L’impropriété à destination peut résulter d’un défaut d’isolation de l’ouvrage

L’impropriété à destination peut résulter d’un défaut d’isolation de l’ouvrage

L’acquéreur d’une maison d’habitation est fondé à engager la responsabilité décennale du vendeur qui n’a pas réalisé des travaux d’isolation conformément aux règles de l’art

En 2013, des particuliers ont conclu un acte authentique portant sur la vente d’une maison en bois que le vendeur avait en partie édifiée lui-même, et achevé au début de l’année 2006.

Constatant la présence de divers désordres, l’acquéreur a, après expertise, assigné le vendeur, la société qui a établi l’état parasitaire annexé à l’acte de vente et son assureur, ainsi que l’auteur du diagnostic de performance énergétique et son assureur, en indemnisation de ses préjudices.

Saisie de ce contentieux, la Cour d’appel de Rennes a, par un arrêt du 30 avril 2020, condamné in solidum le vendeur, l’auteur du diagnostic de performance énergétique, ainsi que l’assureur de ce dernier à indemniser l’acquéreur au titre de la reprise de l’isolation.

Condamné par la Cour d’appel, le vendeur se pourvoit en cassation, en alléguant que sa responsabilité décennale ne saurait être engagée au motif de l’existence de désordres d’isolation de la maison.

Visiblement lésé par cette décision, le vendeur s’est pourvu en cassation, considérant, par un premier moyen, que les juges d’appel avaient méconnu l’article 1792 du code civil, motifs pris :

  • D’une part, que la simple surconsommation de chauffage ne caractériserait pas l’impropriété de l’ouvrage à sa destination ;
  • D’autre part, que le défaut de conformité aux normes thermiques ne saurait constituer un désordre de nature décennale que si ces normes étaient obligatoires au moment du permis de construire ou à la date de la construction et non pas à la date de l’expertise judiciaire.

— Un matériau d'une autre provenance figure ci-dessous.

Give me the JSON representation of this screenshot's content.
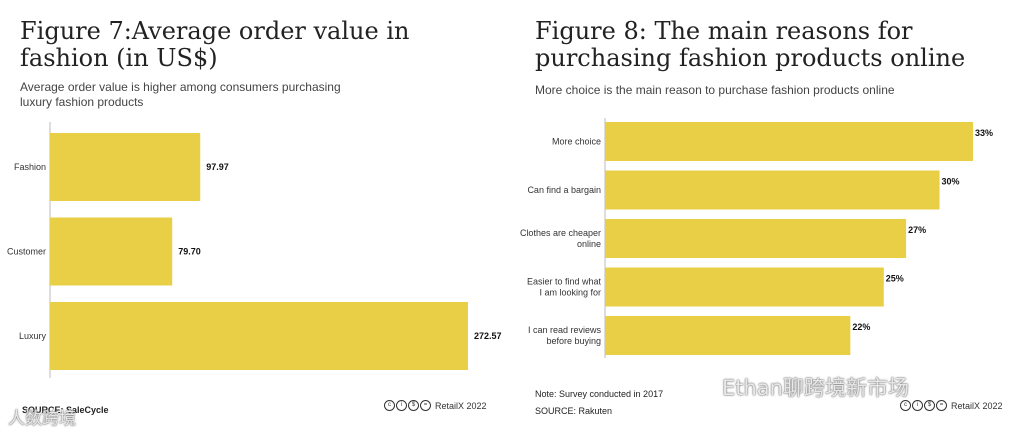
{
  "left": {
    "title": "Figure 7:Average order value in fashion (in US$)",
    "subtitle": "Average order value is higher among consumers purchasing luxury fashion products",
    "source": "SOURCE: SaleCycle",
    "brand": "RetailX 2022"
  },
  "right": {
    "title": "Figure 8: The main reasons for purchasing fashion products online",
    "subtitle": "More choice is the main reason to purchase fashion products online",
    "note": "Note: Survey conducted in 2017",
    "source": "SOURCE: Rakuten",
    "brand": "RetailX 2022"
  },
  "colors": {
    "bar": "#e8cf45",
    "axis": "#bbbbbb"
  },
  "watermarks": {
    "left": "人数跨境",
    "right": "Ethan聊跨境新市场"
  },
  "chart_data": [
    {
      "type": "bar",
      "orientation": "horizontal",
      "categories": [
        "Fashion",
        "Customer",
        "Luxury"
      ],
      "values": [
        97.97,
        79.7,
        272.57
      ],
      "value_labels": [
        "97.97",
        "79.70",
        "272.57"
      ],
      "title": "Figure 7:Average order value in fashion (in US$)",
      "xlim": [
        0,
        300
      ]
    },
    {
      "type": "bar",
      "orientation": "horizontal",
      "categories": [
        "More choice",
        "Can find a bargain",
        "Clothes are cheaper online",
        "Easier to find what I am looking for",
        "I can read reviews before buying"
      ],
      "category_lines": [
        [
          "More choice"
        ],
        [
          "Can find a bargain"
        ],
        [
          "Clothes are cheaper",
          "online"
        ],
        [
          "Easier to find what",
          "I am looking for"
        ],
        [
          "I can read reviews",
          "before buying"
        ]
      ],
      "values": [
        33,
        30,
        27,
        25,
        22
      ],
      "value_labels": [
        "33%",
        "30%",
        "27%",
        "25%",
        "22%"
      ],
      "title": "Figure 8: The main reasons for purchasing fashion products online",
      "xlim": [
        0,
        33
      ]
    }
  ]
}
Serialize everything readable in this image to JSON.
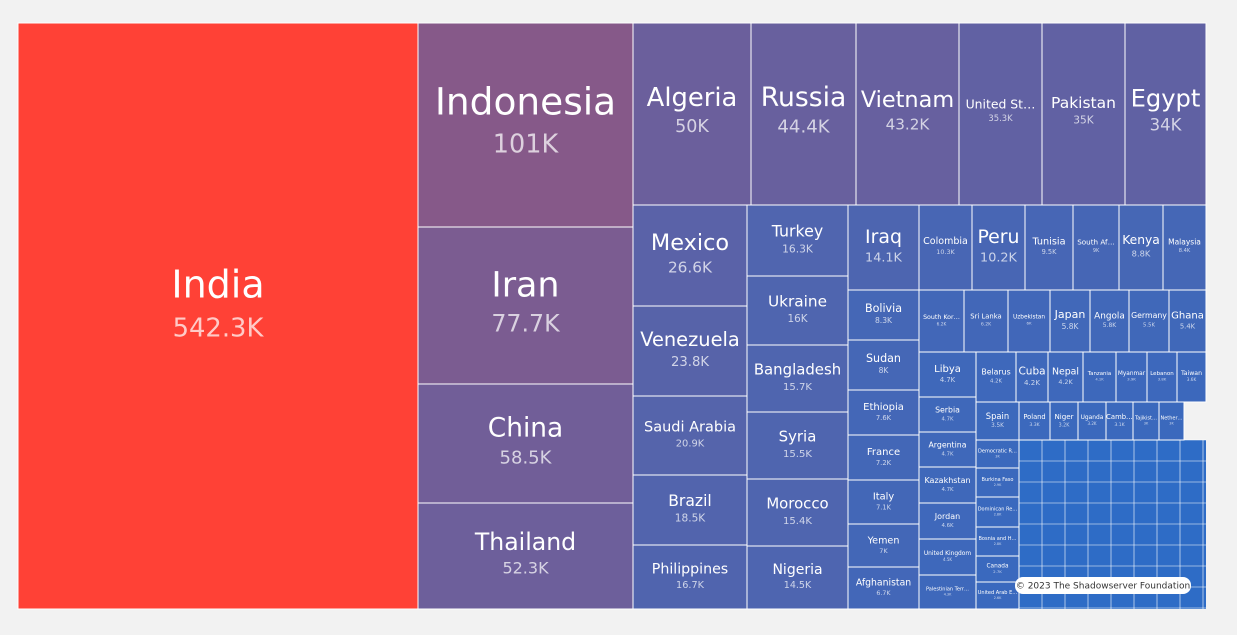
{
  "chart_data": {
    "type": "treemap",
    "categories": [
      "India",
      "Indonesia",
      "Iran",
      "China",
      "Thailand",
      "Algeria",
      "Russia",
      "Vietnam",
      "United St…",
      "Pakistan",
      "Egypt",
      "Mexico",
      "Venezuela",
      "Saudi Arabia",
      "Brazil",
      "Philippines",
      "Turkey",
      "Ukraine",
      "Bangladesh",
      "Syria",
      "Morocco",
      "Nigeria",
      "Iraq",
      "Bolivia",
      "Sudan",
      "Ethiopia",
      "France",
      "Italy",
      "Yemen",
      "Afghanistan",
      "Colombia",
      "Peru",
      "Tunisia",
      "South Af…",
      "Kenya",
      "Malaysia",
      "South Kor…",
      "Sri Lanka",
      "Uzbekistan",
      "Japan",
      "Angola",
      "Germany",
      "Ghana",
      "Libya",
      "Serbia",
      "Argentina",
      "Kazakhstan",
      "Jordan",
      "United Kingdom",
      "Palestinian Terr…",
      "Belarus",
      "Cuba",
      "Nepal",
      "Tanzania",
      "Myanmar",
      "Lebanon",
      "Taiwan",
      "Spain",
      "Poland",
      "Niger",
      "Uganda",
      "Camb…",
      "Tajikist…",
      "Nether…",
      "Democratic R…",
      "Burkina Faso",
      "Dominican Re…",
      "Bosnia and H…",
      "Canada",
      "United Arab E…"
    ],
    "values": [
      542300,
      101000,
      77700,
      58500,
      52300,
      50000,
      44400,
      43200,
      35300,
      35000,
      34000,
      26600,
      23800,
      20900,
      18500,
      16700,
      16300,
      16000,
      15700,
      15500,
      15400,
      14500,
      14100,
      8300,
      8000,
      7600,
      7200,
      7100,
      7000,
      6700,
      10300,
      10200,
      9500,
      9000,
      8800,
      8400,
      6200,
      6200,
      6000,
      5800,
      5800,
      5500,
      5400,
      4700,
      4700,
      4700,
      4700,
      4600,
      4500,
      4300,
      4200,
      4200,
      4200,
      4100,
      3900,
      3800,
      3600,
      3500,
      3300,
      3200,
      3200,
      3100,
      3000,
      3000,
      3000,
      2900,
      2800,
      2800,
      2700,
      2600
    ],
    "value_labels": [
      "542.3K",
      "101K",
      "77.7K",
      "58.5K",
      "52.3K",
      "50K",
      "44.4K",
      "43.2K",
      "35.3K",
      "35K",
      "34K",
      "26.6K",
      "23.8K",
      "20.9K",
      "18.5K",
      "16.7K",
      "16.3K",
      "16K",
      "15.7K",
      "15.5K",
      "15.4K",
      "14.5K",
      "14.1K",
      "8.3K",
      "8K",
      "7.6K",
      "7.2K",
      "7.1K",
      "7K",
      "6.7K",
      "10.3K",
      "10.2K",
      "9.5K",
      "9K",
      "8.8K",
      "8.4K",
      "6.2K",
      "6.2K",
      "6K",
      "5.8K",
      "5.8K",
      "5.5K",
      "5.4K",
      "4.7K",
      "4.7K",
      "4.7K",
      "4.7K",
      "4.6K",
      "4.5K",
      "4.3K",
      "4.2K",
      "4.2K",
      "4.2K",
      "4.1K",
      "3.9K",
      "3.8K",
      "3.6K",
      "3.5K",
      "3.3K",
      "3.2K",
      "3.2K",
      "3.1K",
      "3K",
      "3K",
      "3K",
      "2.9K",
      "2.8K",
      "2.8K",
      "2.7K",
      "2.6K"
    ],
    "color_scale": [
      "#2b6cc8",
      "#ff4136"
    ],
    "credit": "© 2023 The Shadowserver Foundation"
  }
}
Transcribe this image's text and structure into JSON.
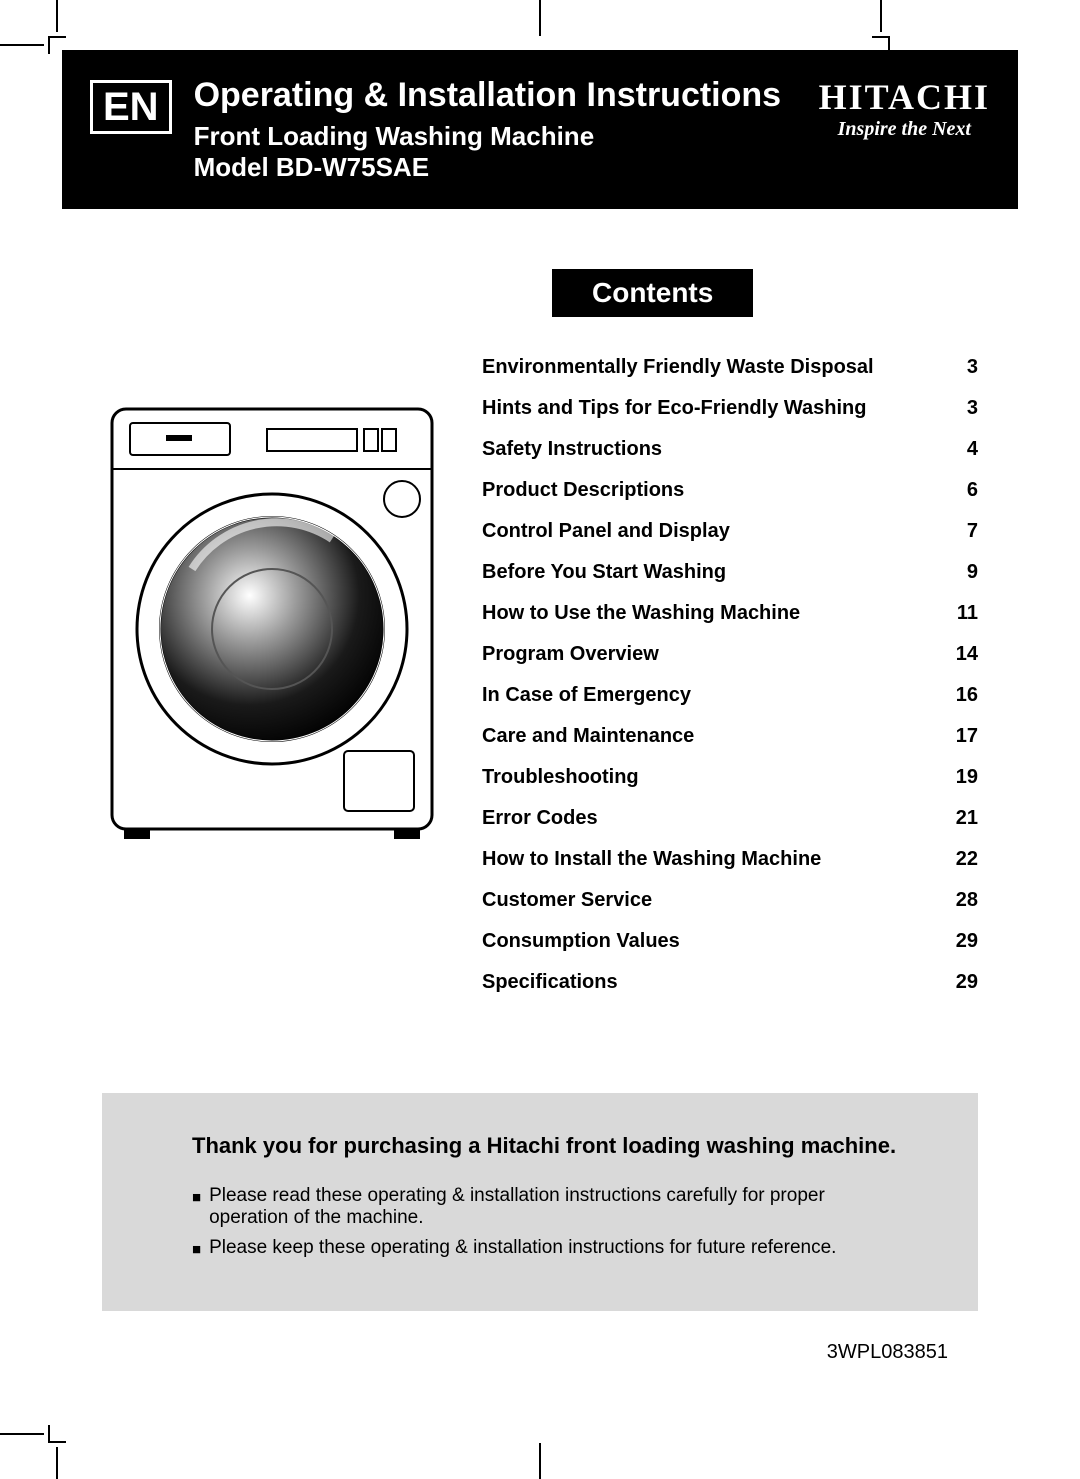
{
  "header": {
    "lang_badge": "EN",
    "title_main": "Operating & Installation Instructions",
    "title_sub1": "Front Loading Washing Machine",
    "title_sub2": "Model BD-W75SAE",
    "brand_name": "HITACHI",
    "brand_tagline": "Inspire the Next"
  },
  "contents_heading": "Contents",
  "toc": [
    {
      "label": "Environmentally Friendly Waste Disposal",
      "page": "3"
    },
    {
      "label": "Hints and Tips for Eco-Friendly Washing",
      "page": "3"
    },
    {
      "label": "Safety Instructions",
      "page": "4"
    },
    {
      "label": "Product Descriptions",
      "page": "6"
    },
    {
      "label": "Control Panel and Display",
      "page": "7"
    },
    {
      "label": "Before You Start Washing",
      "page": "9"
    },
    {
      "label": "How to Use the Washing Machine",
      "page": "11"
    },
    {
      "label": "Program Overview",
      "page": "14"
    },
    {
      "label": "In Case of Emergency",
      "page": "16"
    },
    {
      "label": "Care and Maintenance",
      "page": "17"
    },
    {
      "label": "Troubleshooting",
      "page": "19"
    },
    {
      "label": "Error Codes",
      "page": "21"
    },
    {
      "label": "How to Install the Washing Machine",
      "page": "22"
    },
    {
      "label": "Customer Service",
      "page": "28"
    },
    {
      "label": "Consumption Values",
      "page": "29"
    },
    {
      "label": "Specifications",
      "page": "29"
    }
  ],
  "notice": {
    "title": "Thank you for purchasing a Hitachi front loading washing machine.",
    "items": [
      "Please read these operating & installation instructions carefully for proper operation of the machine.",
      "Please keep these operating & installation instructions for future reference."
    ]
  },
  "doc_code": "3WPL083851",
  "colors": {
    "black": "#000000",
    "white": "#ffffff",
    "notice_bg": "#d9d9d9"
  }
}
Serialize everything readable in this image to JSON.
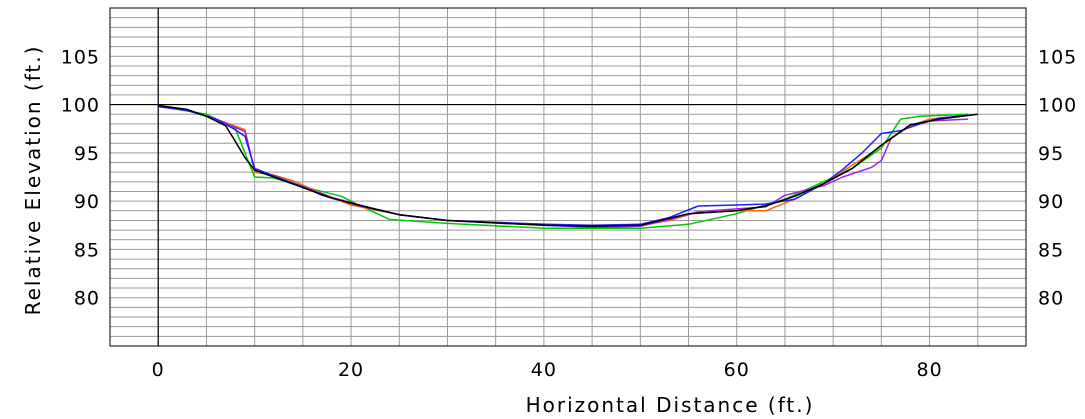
{
  "chart_data": {
    "type": "line",
    "title": "",
    "xlabel": "Horizontal Distance (ft.)",
    "ylabel": "Relative Elevation (ft.)",
    "xlim": [
      -5,
      90
    ],
    "ylim": [
      75,
      110
    ],
    "x_ticks": [
      "0",
      "20",
      "40",
      "60",
      "80"
    ],
    "y_ticks": [
      "80",
      "85",
      "90",
      "95",
      "100",
      "105"
    ],
    "grid": true,
    "reference_lines": {
      "x": 0,
      "y": 100
    },
    "legend": "none",
    "series": [
      {
        "color": "#00c800",
        "points": [
          [
            0,
            99.8
          ],
          [
            2,
            99.5
          ],
          [
            5,
            99.0
          ],
          [
            8,
            97.5
          ],
          [
            10,
            92.5
          ],
          [
            12,
            92.4
          ],
          [
            15,
            91.5
          ],
          [
            19,
            90.5
          ],
          [
            21,
            89.5
          ],
          [
            24,
            88.1
          ],
          [
            30,
            87.7
          ],
          [
            40,
            87.2
          ],
          [
            50,
            87.2
          ],
          [
            55,
            87.6
          ],
          [
            60,
            88.7
          ],
          [
            65,
            90.2
          ],
          [
            69,
            92.0
          ],
          [
            72,
            93.4
          ],
          [
            75,
            95.5
          ],
          [
            77,
            98.5
          ],
          [
            79,
            98.8
          ],
          [
            84,
            99.0
          ]
        ]
      },
      {
        "color": "#ff6400",
        "points": [
          [
            0,
            99.8
          ],
          [
            3,
            99.4
          ],
          [
            6,
            98.5
          ],
          [
            9,
            97.4
          ],
          [
            10,
            93.0
          ],
          [
            12,
            92.7
          ],
          [
            14,
            92.1
          ],
          [
            17,
            90.8
          ],
          [
            20,
            89.6
          ],
          [
            25,
            88.6
          ],
          [
            30,
            88.0
          ],
          [
            40,
            87.6
          ],
          [
            45,
            87.4
          ],
          [
            50,
            87.5
          ],
          [
            53,
            88.0
          ],
          [
            56,
            88.9
          ],
          [
            60,
            89.0
          ],
          [
            63,
            89.0
          ],
          [
            66,
            90.2
          ],
          [
            69,
            91.8
          ],
          [
            71,
            93.1
          ],
          [
            74,
            95.0
          ],
          [
            76,
            96.5
          ],
          [
            78,
            97.8
          ],
          [
            80,
            98.5
          ],
          [
            84,
            98.9
          ]
        ]
      },
      {
        "color": "#a020f0",
        "points": [
          [
            0,
            99.8
          ],
          [
            3,
            99.4
          ],
          [
            6,
            98.5
          ],
          [
            9,
            97.2
          ],
          [
            10,
            93.2
          ],
          [
            12,
            92.6
          ],
          [
            15,
            91.5
          ],
          [
            18,
            90.4
          ],
          [
            22,
            89.3
          ],
          [
            25,
            88.6
          ],
          [
            30,
            88.0
          ],
          [
            40,
            87.5
          ],
          [
            45,
            87.3
          ],
          [
            50,
            87.4
          ],
          [
            53,
            88.1
          ],
          [
            56,
            88.9
          ],
          [
            60,
            89.2
          ],
          [
            63,
            89.4
          ],
          [
            65,
            90.6
          ],
          [
            67,
            91.1
          ],
          [
            69,
            91.6
          ],
          [
            71,
            92.5
          ],
          [
            74,
            93.5
          ],
          [
            75,
            94.2
          ],
          [
            76,
            96.5
          ],
          [
            78,
            97.9
          ],
          [
            80,
            98.3
          ],
          [
            84,
            98.5
          ]
        ]
      },
      {
        "color": "#1e1eff",
        "points": [
          [
            0,
            99.8
          ],
          [
            3,
            99.4
          ],
          [
            6,
            98.5
          ],
          [
            8,
            97.4
          ],
          [
            9,
            96.7
          ],
          [
            10,
            93.4
          ],
          [
            12,
            92.6
          ],
          [
            15,
            91.5
          ],
          [
            17,
            90.6
          ],
          [
            21,
            89.5
          ],
          [
            25,
            88.6
          ],
          [
            30,
            88.0
          ],
          [
            40,
            87.6
          ],
          [
            45,
            87.5
          ],
          [
            50,
            87.6
          ],
          [
            53,
            88.3
          ],
          [
            56,
            89.5
          ],
          [
            60,
            89.6
          ],
          [
            63,
            89.7
          ],
          [
            66,
            90.2
          ],
          [
            69,
            91.8
          ],
          [
            71,
            93.3
          ],
          [
            73,
            95.0
          ],
          [
            75,
            97.0
          ],
          [
            77,
            97.3
          ],
          [
            79,
            98.0
          ],
          [
            81,
            98.6
          ],
          [
            84,
            98.9
          ]
        ]
      },
      {
        "color": "#000000",
        "points": [
          [
            0,
            99.9
          ],
          [
            3,
            99.5
          ],
          [
            5,
            98.8
          ],
          [
            7,
            97.8
          ],
          [
            8,
            96.2
          ],
          [
            9,
            94.5
          ],
          [
            10,
            93.2
          ],
          [
            12,
            92.5
          ],
          [
            15,
            91.4
          ],
          [
            18,
            90.3
          ],
          [
            22,
            89.3
          ],
          [
            25,
            88.6
          ],
          [
            30,
            88.0
          ],
          [
            40,
            87.5
          ],
          [
            45,
            87.4
          ],
          [
            50,
            87.5
          ],
          [
            55,
            88.7
          ],
          [
            60,
            89.0
          ],
          [
            63,
            89.5
          ],
          [
            66,
            90.5
          ],
          [
            69,
            91.8
          ],
          [
            72,
            93.4
          ],
          [
            75,
            95.8
          ],
          [
            78,
            97.9
          ],
          [
            81,
            98.5
          ],
          [
            85,
            99.0
          ]
        ]
      }
    ]
  }
}
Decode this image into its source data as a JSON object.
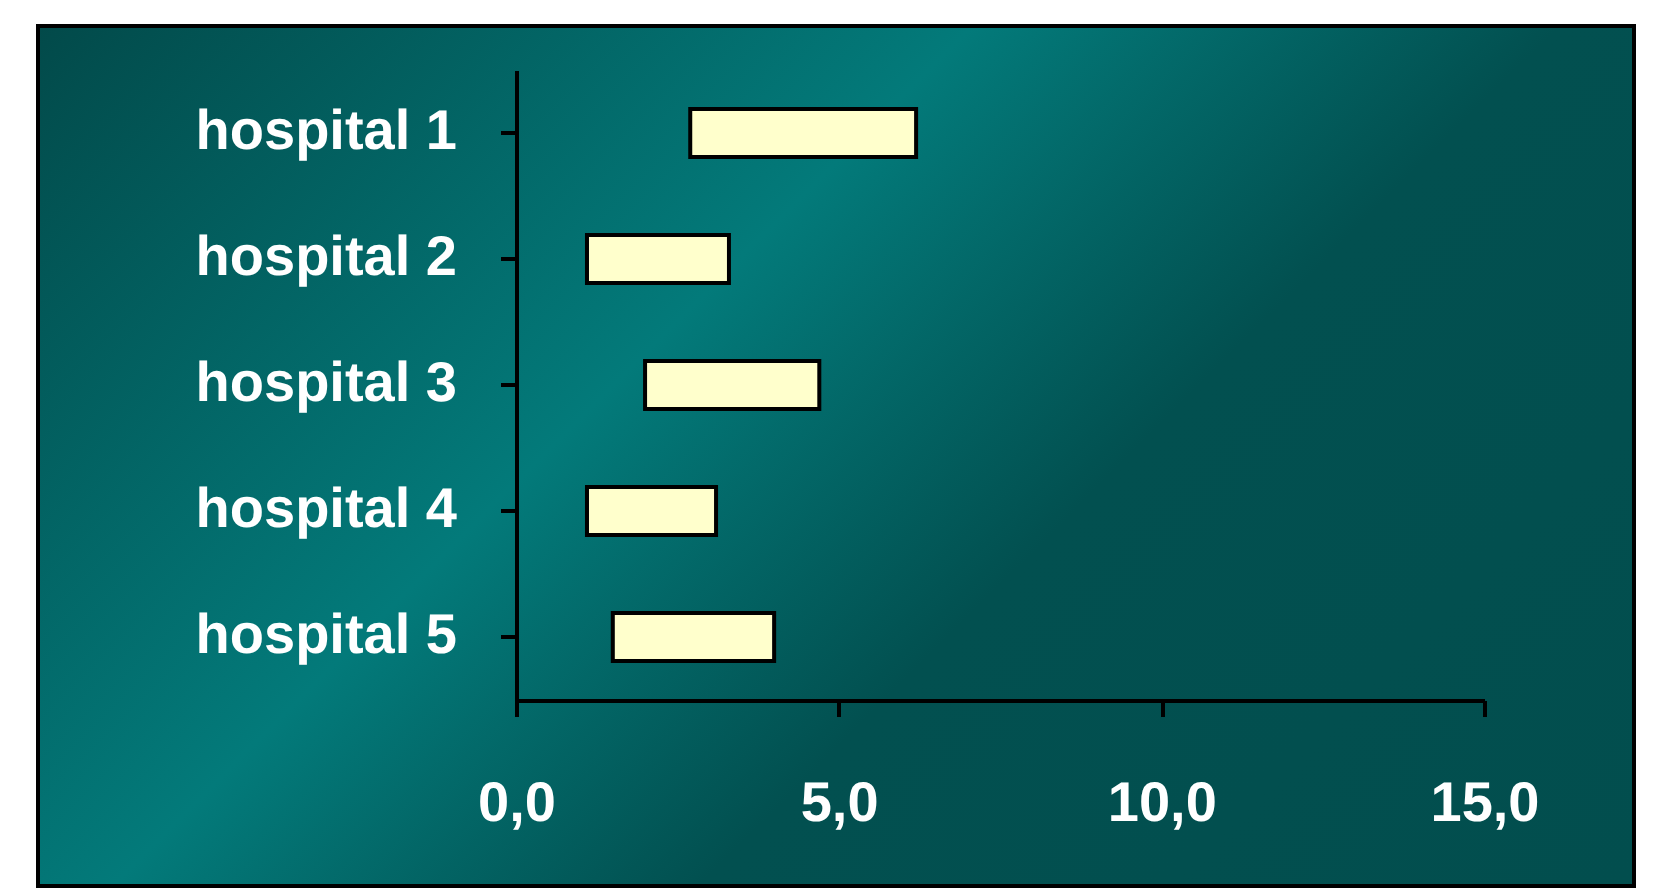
{
  "chart_data": {
    "type": "bar",
    "orientation": "horizontal",
    "categories": [
      "hospital 1",
      "hospital 2",
      "hospital 3",
      "hospital 4",
      "hospital 5"
    ],
    "base": [
      2.7,
      1.1,
      2.0,
      1.1,
      1.5
    ],
    "values": [
      3.5,
      2.2,
      2.7,
      2.0,
      2.5
    ],
    "color": "#ffffcc",
    "xlim": [
      0,
      15
    ],
    "xticks": [
      {
        "value": 0,
        "label": "0,0"
      },
      {
        "value": 5,
        "label": "5,0"
      },
      {
        "value": 10,
        "label": "10,0"
      },
      {
        "value": 15,
        "label": "15,0"
      }
    ],
    "grid": false
  }
}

La Cour de cassation confirme que des désordres d’isolation sont susceptibles de rendre l’ouvrage impropre à sa destination, si bien que le vendeur engage sa responsabilité décennale en telle situation.

En effet, peu convaincue par le premier moyen présenté par le vendeur, la Cour de cassation se range derrière l’appréciation retenue par la Cour d’appel. Cette dernière avait non seulement relevé que la maison ne comportait aucune isolation au niveau des tableaux de fenêtre et sur les soubassements du mur de façade sur une hauteur de 1,10 mètre de haut où la pierre naturelle était collée au parpaing, mais, de surcroît, que sur la partie haute, l’isolant en polystyrène mis en place entre un habillage en brique rouge fixé au parpaing et la pierre naturelle était d’une épaisseur de cinq centimètres alors que le diagnostic de performance énergétique mentionnait dix centimètres d’épaisseur de l’isolant sur l’ensemble de la maison.

Par ailleurs, les juges d’appel avaient également constaté que les descentes d’eaux pluviales entre les deux parois (parpaing/pierres) prenaient la place de l’isolant, que la salle de bains n’était pas isolée au niveau du rampant et que les combles étaient isolés avec de la laine de verre de vingt centimètres, par endroits posés en vrac, avec un film plastique non respirant entre la laine de verre et le lambris.

Ainsi, du fait de l’absence d’isolation à certains endroits, de l’isolation insuffisante à d’autres et de la pose en vrac ou mal ventilée de la laine de verre, la Cour d’appel avait justement pu déduire que ces désordres rendaient la maison impropre à sa destination du fait de l’impossibilité de la chauffer sans exposer d’importants surcoûts.

Partant, l’engagement de la responsabilité décennale du vendeur est parfaitement fondé. Qui plus est, la reconnaissance du caractère décennal du désordre d’isolation rendait inopérante la recherche sur les normes applicables à la date du permis de construire.

Enfin, par un second moyen formé sur le fondement de l’ancien article 1147 du code civil devenu l’article 1231-1 du même code, le vendeur s’oppose à sa condamnation à garantir intégralement l’auteur du diagnostic de performance énergétique, ainsi que l’assureur de ce dernier, alors que le diagnostic était erroné et l’aurait privé des informations nécessaires pour remédier immédiatement aux vices affectant le bien avant la vente.

Pour autant, ce second moyen ne prospère pas davantage que le premier, la cour d’appel ayant retenu que la faute reprochée au diagnostiqueur, consistant à avoir fourni à l’acquéreur une information erronée sur l’état de l’immeuble lors de la vente, était sans lien de causalité avec l’obligation pour le vendeur de supporter la charge des travaux de reprise.

En définitive, la troisième chambre civile rejette le pourvoi formé par le vendeur.